“When you do nothing, you won’t make mistakes” is an often heard sentence during seminars where they encourage people to be bold and better try and fail and recover than not try at all. This may be true to some extend but my problem is that doing nothing can sometimes be a huge mistake. So I rather focus on the benefits of failing and outline the benefits of hiring someone who has failed, and has admitted it.
That last piece is a pretty essential part of it because you want to avoid people who have failed but don’t see it. Also you want to avoid people who have failed, know they have failed but don’t want to admit it.
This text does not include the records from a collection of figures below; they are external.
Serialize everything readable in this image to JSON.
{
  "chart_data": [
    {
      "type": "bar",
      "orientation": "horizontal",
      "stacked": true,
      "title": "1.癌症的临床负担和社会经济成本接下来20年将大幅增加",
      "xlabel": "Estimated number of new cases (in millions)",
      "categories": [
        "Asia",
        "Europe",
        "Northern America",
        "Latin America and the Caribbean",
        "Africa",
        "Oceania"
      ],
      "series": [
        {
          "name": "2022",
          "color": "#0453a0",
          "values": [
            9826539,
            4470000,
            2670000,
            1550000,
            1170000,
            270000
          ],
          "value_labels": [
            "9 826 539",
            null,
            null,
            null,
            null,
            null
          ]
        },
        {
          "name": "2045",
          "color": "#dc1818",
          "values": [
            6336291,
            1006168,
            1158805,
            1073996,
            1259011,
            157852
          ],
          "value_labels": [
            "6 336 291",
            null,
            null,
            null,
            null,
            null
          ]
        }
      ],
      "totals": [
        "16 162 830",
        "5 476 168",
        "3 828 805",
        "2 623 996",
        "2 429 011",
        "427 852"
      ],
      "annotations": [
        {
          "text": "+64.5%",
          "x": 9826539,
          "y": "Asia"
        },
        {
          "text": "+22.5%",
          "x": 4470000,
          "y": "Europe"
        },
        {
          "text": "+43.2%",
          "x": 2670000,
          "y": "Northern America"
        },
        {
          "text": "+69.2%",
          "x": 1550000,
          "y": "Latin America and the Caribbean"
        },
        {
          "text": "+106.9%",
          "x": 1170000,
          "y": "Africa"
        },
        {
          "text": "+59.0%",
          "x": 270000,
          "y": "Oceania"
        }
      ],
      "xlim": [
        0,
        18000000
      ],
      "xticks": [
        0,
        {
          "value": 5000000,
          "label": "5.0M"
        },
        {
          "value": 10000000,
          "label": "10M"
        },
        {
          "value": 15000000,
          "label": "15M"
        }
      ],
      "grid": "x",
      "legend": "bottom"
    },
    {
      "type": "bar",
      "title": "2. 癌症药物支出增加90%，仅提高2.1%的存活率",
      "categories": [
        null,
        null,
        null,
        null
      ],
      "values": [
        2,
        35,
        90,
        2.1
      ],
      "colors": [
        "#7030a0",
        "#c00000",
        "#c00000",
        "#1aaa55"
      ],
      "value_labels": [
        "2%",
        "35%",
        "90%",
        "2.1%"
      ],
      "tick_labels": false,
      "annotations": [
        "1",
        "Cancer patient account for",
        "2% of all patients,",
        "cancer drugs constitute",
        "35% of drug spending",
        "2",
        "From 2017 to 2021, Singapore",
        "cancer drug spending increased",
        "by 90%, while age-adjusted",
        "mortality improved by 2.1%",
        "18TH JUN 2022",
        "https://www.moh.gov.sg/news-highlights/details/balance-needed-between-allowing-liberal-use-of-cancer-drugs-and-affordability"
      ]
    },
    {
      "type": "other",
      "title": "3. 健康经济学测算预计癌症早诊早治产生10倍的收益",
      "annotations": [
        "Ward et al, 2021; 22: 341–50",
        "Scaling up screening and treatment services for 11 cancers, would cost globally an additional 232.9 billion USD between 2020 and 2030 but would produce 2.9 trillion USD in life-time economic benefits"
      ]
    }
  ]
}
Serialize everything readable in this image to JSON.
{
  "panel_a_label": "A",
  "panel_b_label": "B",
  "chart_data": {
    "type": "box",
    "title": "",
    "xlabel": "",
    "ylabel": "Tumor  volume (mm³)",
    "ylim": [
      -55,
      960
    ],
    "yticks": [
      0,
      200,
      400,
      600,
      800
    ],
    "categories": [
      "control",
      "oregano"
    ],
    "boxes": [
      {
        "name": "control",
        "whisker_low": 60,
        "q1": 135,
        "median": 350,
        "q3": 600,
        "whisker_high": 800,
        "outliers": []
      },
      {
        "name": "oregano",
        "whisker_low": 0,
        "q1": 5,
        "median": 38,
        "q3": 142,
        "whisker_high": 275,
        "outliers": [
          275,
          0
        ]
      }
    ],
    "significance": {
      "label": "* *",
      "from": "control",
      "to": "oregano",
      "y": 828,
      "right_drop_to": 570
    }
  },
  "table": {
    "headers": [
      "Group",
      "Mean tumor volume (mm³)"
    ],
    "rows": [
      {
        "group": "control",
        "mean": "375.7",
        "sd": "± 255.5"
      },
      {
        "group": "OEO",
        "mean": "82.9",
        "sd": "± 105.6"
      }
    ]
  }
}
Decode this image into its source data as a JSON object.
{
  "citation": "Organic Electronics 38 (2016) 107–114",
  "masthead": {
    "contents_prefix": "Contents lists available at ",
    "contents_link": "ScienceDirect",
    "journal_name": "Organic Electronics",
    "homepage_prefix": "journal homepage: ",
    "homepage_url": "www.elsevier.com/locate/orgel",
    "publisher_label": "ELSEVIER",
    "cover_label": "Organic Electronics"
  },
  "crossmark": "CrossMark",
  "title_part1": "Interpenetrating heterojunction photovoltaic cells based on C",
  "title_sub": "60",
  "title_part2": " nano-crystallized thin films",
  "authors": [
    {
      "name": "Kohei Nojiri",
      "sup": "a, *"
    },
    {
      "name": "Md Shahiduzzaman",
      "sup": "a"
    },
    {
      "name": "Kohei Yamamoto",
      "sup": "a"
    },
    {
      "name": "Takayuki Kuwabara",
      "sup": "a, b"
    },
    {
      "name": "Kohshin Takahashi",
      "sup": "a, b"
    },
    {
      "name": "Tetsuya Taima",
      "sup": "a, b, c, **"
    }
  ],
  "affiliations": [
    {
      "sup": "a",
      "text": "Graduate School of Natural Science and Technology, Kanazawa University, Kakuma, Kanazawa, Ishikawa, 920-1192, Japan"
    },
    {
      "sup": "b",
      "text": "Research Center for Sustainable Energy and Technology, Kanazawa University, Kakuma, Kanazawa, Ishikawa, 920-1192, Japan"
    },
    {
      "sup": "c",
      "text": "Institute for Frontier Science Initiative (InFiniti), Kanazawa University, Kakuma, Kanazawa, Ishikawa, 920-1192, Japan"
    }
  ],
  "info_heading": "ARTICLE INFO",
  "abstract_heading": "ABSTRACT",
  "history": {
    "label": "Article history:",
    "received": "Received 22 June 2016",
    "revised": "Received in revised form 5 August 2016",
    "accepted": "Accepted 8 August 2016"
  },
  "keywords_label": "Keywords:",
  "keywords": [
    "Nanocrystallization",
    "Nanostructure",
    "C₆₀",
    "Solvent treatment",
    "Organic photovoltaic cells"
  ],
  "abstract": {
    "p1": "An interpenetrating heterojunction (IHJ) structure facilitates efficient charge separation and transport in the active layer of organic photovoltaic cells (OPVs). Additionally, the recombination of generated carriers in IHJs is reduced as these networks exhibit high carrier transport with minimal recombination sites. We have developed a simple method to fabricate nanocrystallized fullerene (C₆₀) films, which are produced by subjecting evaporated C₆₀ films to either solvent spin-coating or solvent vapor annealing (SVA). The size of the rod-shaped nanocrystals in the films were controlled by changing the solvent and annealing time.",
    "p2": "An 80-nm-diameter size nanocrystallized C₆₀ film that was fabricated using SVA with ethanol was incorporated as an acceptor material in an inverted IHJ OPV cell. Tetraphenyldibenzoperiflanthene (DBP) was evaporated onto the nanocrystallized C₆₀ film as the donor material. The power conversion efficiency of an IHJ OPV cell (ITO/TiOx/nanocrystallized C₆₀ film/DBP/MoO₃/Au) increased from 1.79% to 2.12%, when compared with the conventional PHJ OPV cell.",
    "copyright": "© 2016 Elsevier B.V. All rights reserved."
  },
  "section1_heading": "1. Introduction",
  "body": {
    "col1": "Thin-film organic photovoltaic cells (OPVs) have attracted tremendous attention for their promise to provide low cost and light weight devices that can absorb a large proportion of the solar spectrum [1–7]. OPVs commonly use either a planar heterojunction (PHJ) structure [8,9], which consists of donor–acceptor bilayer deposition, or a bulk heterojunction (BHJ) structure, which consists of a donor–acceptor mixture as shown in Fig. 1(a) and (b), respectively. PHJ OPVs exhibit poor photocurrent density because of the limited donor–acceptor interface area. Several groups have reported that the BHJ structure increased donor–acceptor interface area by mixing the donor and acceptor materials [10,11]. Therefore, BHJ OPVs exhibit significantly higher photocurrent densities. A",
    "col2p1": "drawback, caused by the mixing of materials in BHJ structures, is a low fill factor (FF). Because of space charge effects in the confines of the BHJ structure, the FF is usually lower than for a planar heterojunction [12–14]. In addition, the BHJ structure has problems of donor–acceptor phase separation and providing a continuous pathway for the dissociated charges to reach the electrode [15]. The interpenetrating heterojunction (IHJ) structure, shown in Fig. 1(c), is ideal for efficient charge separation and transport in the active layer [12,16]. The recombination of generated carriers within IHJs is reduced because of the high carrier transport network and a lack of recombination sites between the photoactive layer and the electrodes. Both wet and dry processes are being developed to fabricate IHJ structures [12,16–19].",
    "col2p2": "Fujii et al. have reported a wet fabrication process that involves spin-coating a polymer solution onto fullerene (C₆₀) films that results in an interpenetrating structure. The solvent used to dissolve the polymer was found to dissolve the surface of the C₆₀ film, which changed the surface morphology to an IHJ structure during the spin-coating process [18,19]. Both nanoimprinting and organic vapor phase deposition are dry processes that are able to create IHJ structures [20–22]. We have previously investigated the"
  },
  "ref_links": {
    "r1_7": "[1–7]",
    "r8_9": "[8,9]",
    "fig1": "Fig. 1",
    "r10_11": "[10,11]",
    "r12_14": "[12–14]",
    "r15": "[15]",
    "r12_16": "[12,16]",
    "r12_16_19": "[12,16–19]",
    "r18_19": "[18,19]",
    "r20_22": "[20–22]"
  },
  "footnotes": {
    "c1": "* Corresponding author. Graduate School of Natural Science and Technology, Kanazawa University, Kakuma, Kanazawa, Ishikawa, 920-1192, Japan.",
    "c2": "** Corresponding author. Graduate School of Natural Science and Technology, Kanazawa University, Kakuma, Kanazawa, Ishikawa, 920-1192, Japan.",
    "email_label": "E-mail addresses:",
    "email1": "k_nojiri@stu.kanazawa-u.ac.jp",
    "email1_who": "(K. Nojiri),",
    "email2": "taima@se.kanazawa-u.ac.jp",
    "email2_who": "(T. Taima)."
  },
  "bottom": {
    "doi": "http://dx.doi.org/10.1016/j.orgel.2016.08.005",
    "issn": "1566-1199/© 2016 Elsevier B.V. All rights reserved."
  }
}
Benefits of hiring someone who has lived through a failure are as follows:
- If they have the self reflection to understand and acknowledge the failure, they are not very likely to make that same mistake again.
- Living through failure teaches you how to deal with disappointments, listen to others people’s opinions and analyze your own actions critically.
- Failing is part of being creative and innovative, it goes hand in hand (or as Edison would suggest: ” I haven’t failed, I have just found many ways that won’t work”).
- Admitting failure shows courage and being able to stand out from the crowd.
- Lincoln, Ford and Disney went bankrupt before making it big so you are in good company.
So should we now rush out and advertise that we are looking for failures? Probably not but the next time you interview a candidate, ask about their failures and what they learned from them and beware of the ones that need to think to hard to come up with a failure from their past, they either haven’t seen the failure yet or are too afraid to admit it and try to spin it.